My project is about mastitis disease in dairy cows. I am working on miRNA -seq data. Now I want to remove the contaminants from my miRNA sequencing data. I know Rfam is original dataset for this purpose, but I do not know how to get Rfam dataset in a fasta file.
I use the following link for get thee data:
But there are nearly a thousand files in this page.
Can anyone guide me to solve this problem?

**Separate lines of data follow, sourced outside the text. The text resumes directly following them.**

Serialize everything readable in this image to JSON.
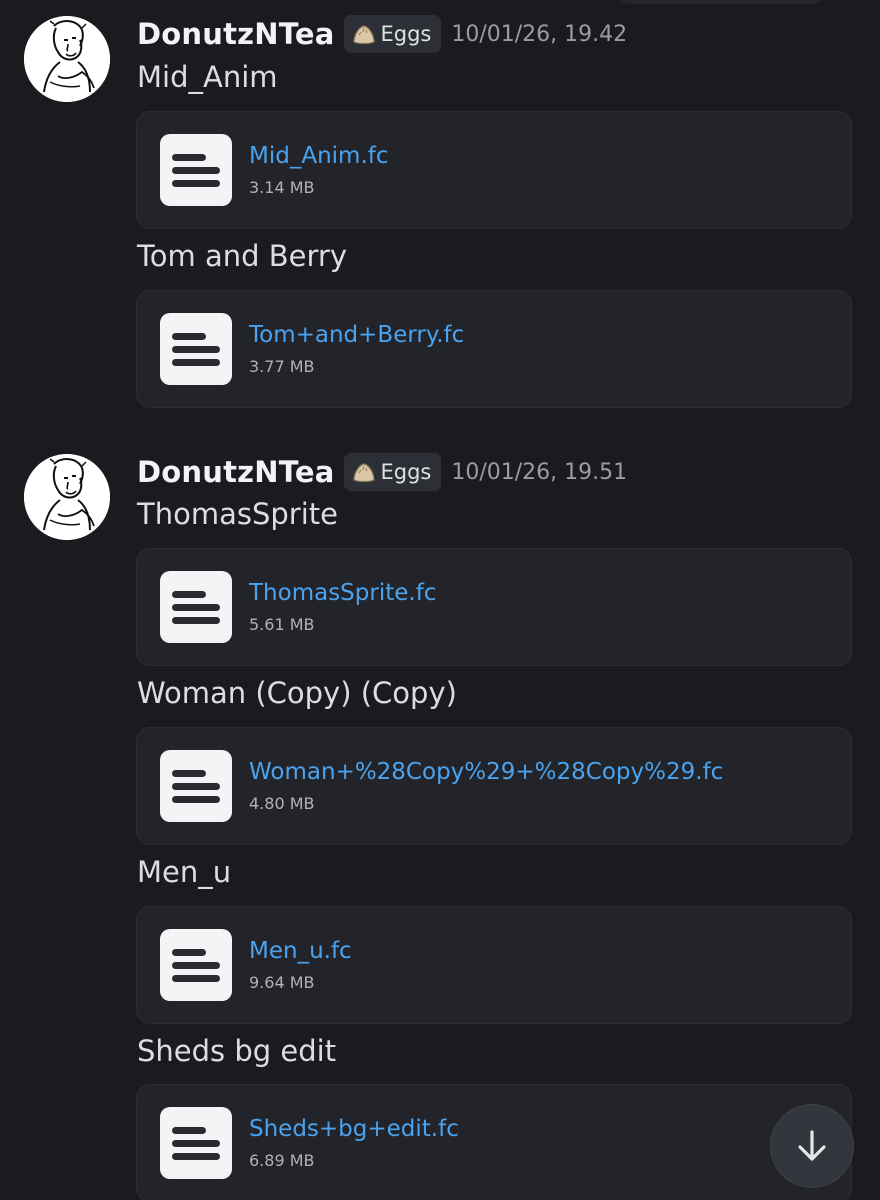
{
  "messages": [
    {
      "username": "DonutzNTea",
      "role": {
        "name": "Eggs",
        "icon": "dumpling-icon"
      },
      "timestamp": "10/01/26, 19.42",
      "posts": [
        {
          "text": "Mid_Anim",
          "file": {
            "name": "Mid_Anim.fc",
            "size": "3.14 MB"
          }
        },
        {
          "text": "Tom and Berry",
          "file": {
            "name": "Tom+and+Berry.fc",
            "size": "3.77 MB"
          }
        }
      ]
    },
    {
      "username": "DonutzNTea",
      "role": {
        "name": "Eggs",
        "icon": "dumpling-icon"
      },
      "timestamp": "10/01/26, 19.51",
      "posts": [
        {
          "text": "ThomasSprite",
          "file": {
            "name": "ThomasSprite.fc",
            "size": "5.61 MB"
          }
        },
        {
          "text": "Woman (Copy) (Copy)",
          "file": {
            "name": "Woman+%28Copy%29+%28Copy%29.fc",
            "size": "4.80 MB"
          }
        },
        {
          "text": "Men_u",
          "file": {
            "name": "Men_u.fc",
            "size": "9.64 MB"
          }
        },
        {
          "text": "Sheds bg edit",
          "file": {
            "name": "Sheds+bg+edit.fc",
            "size": "6.89 MB"
          }
        }
      ]
    }
  ],
  "colors": {
    "background": "#1b1b1f",
    "attachment_bg": "#232429",
    "link": "#4aa3f0",
    "timestamp": "#9a9ca4"
  },
  "icons": {
    "file": "document-lines-icon",
    "scroll": "arrow-down-icon"
  }
}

I'm not sure what your are reffering to be "contaminants". If you mean cow RNAs that are not miRNAs, then what you want is a complete reference sequence of all RNAs excluding miRNAs. Each of the files in that link you post is the sequence of all RNAs in a given family. I don't know how many of them would be relevant the Cow. On the flip side, they would also include the sequence of miRNAs, so if you filtered against them, you would also remove miRNA sequences.
RNACentral has a more accessible set of RNA reference sequences - but again I don't know if it includes Bos taurus sequences, and I know that it definately does include miRNA sequences, that at the very least you'd have to filter out of it before use.
Why do you want to filter out such "contaminants"? If you map to the genomic sequence, you can just count the reads that DO map to miRNAs. Inflation of counts by reads mapping to miRNAs when they should map elsewhere is likely to be minimal. In fact, I don't really think it would be a major problem even if you mapped directly to the miRNA sequences.
We almost always map to RNACentral, and then look what is and isn't a miRNA posthoc, but then we work almost exclusively in mouse or human.